According to a police spokesperson, the Border Police officer and another civilian security guard boarded a bus that arrived at the checkpoint, in order to question the passengers heading into Jerusalem, in a routine inspection, when a teenage suspect pulled out a knife.
Police said the Palestinian managed to stab the officer and wound him.
The civilian security guard then opened fire at the alleged stabber inside the bus, but accidentally hit the Border Police officer.
The alleged stabber, identified as 13-year-old Muhammad Bassel Fathi Zalbani, a resident of the Shuafat Refugee Camp, was detained. He was not hurt by the gunfire.
The officer was taken to Hadassah Hospital Mount Scopus in the capital in critical condition, due to wounds sustained from both the stabbing and gunfire.
He later died of his wounds, and was named as Staff Sgt.

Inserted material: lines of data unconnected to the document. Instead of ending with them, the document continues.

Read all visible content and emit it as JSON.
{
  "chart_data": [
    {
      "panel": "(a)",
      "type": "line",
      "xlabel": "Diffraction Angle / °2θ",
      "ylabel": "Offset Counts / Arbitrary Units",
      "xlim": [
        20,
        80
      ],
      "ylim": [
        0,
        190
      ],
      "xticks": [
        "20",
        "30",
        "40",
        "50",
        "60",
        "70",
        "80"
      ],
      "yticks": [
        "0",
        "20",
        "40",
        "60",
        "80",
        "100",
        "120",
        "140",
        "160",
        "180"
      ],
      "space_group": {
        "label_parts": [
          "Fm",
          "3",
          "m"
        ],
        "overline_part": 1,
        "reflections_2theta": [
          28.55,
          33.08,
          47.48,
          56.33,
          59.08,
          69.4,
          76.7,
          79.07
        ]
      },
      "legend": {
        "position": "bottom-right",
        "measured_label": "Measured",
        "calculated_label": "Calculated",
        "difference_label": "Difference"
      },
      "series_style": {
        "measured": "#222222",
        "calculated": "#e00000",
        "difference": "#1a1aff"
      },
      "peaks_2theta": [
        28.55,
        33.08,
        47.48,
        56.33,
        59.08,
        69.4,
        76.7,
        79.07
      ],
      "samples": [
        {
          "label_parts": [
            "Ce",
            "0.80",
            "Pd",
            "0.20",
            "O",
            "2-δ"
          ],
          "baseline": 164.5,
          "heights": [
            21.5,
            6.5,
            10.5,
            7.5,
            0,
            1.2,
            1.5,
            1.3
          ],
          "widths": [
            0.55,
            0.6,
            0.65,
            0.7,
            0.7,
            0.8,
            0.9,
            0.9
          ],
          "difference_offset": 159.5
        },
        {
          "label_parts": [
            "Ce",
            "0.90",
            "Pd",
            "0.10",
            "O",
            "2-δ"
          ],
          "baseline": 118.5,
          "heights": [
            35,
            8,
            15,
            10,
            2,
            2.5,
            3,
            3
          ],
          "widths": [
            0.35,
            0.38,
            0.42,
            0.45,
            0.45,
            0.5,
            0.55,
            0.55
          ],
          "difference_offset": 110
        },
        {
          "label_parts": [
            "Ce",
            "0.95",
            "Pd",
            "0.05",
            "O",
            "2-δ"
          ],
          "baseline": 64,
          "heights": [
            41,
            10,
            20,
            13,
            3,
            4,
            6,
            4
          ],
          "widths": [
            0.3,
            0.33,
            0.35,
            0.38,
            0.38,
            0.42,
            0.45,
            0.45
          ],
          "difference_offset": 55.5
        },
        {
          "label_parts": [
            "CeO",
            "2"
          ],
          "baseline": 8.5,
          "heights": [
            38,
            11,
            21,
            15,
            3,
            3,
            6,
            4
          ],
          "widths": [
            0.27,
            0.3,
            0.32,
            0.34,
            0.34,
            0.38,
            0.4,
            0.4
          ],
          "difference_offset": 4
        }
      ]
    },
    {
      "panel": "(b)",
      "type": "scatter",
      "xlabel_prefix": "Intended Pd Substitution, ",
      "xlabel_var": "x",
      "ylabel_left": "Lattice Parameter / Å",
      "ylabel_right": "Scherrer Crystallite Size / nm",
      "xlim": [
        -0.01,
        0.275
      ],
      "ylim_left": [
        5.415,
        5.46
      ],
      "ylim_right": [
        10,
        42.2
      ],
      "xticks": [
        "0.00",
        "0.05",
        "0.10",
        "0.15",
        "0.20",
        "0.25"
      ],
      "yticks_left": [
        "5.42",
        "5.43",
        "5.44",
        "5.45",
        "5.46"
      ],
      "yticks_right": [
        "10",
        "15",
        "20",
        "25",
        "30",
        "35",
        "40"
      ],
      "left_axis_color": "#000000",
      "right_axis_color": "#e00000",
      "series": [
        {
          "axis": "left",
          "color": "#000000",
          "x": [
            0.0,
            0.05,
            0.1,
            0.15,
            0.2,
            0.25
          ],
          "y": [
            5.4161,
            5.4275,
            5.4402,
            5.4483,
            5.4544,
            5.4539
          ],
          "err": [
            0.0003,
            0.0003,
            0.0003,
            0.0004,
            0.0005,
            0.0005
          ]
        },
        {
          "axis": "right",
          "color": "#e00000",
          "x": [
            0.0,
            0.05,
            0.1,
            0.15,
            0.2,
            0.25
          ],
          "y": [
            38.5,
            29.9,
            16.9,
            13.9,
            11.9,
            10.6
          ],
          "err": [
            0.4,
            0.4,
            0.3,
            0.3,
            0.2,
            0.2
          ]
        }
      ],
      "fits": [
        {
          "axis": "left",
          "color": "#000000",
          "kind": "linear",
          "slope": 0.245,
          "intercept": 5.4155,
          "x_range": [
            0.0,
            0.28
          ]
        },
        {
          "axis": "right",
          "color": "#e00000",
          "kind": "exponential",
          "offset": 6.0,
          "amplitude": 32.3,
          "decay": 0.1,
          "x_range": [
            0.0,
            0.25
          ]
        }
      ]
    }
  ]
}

Asil Sawaed, 22.
Sawaed, from the northern Bedouin village of Hussniyya, was a non-commissioned officer in the force after completing his mandatory service.
The checkpoint leading to the Shuafat refugee camp was closed while police forces conducted operations in the area, law enforcement officials said.
Clashes erupted in the camp as police forces detained the parents and brother of the stabber, police said.
Stones were hurled at the officers, and at one point a car allegedly accelerated toward them, according to police. The officers fired at the car and the driver was wounded. His condition was not immediately clear.
The attack came just hours after a 14-year-old Palestinian, also from the Shuafat refugee camp, allegedly stabbed and lightly wounded an Israeli teenager in Jerusalem’s Old City.
A spokesman for the Hamas terror group welcomed the two attacks in Jerusalem as “heroic operations,” and as a reaction to Israel’s decision to legalize nine outposts in the West Bank.
“Our youth will deal with the occupation’s aggression and the extremist government’s fascism with courage and violence,” the spokesman said.
The stabbings came as tensions were high in the region, especially in Jerusalem, following a string of Palestinian terror attacks in recent weeks that left 10 people dead and several more seriously hurt.
Three Israelis, including two brothers aged 6 and 8, were killed in a car-ramming attack in Jerusalem on Friday.
National Security Minister Itamar Ben Gvir said he instructed police to prepare for a major operation in East Jerusalem starting this week following the Friday attack, although other government officials said he did not have the authority to do so on his own.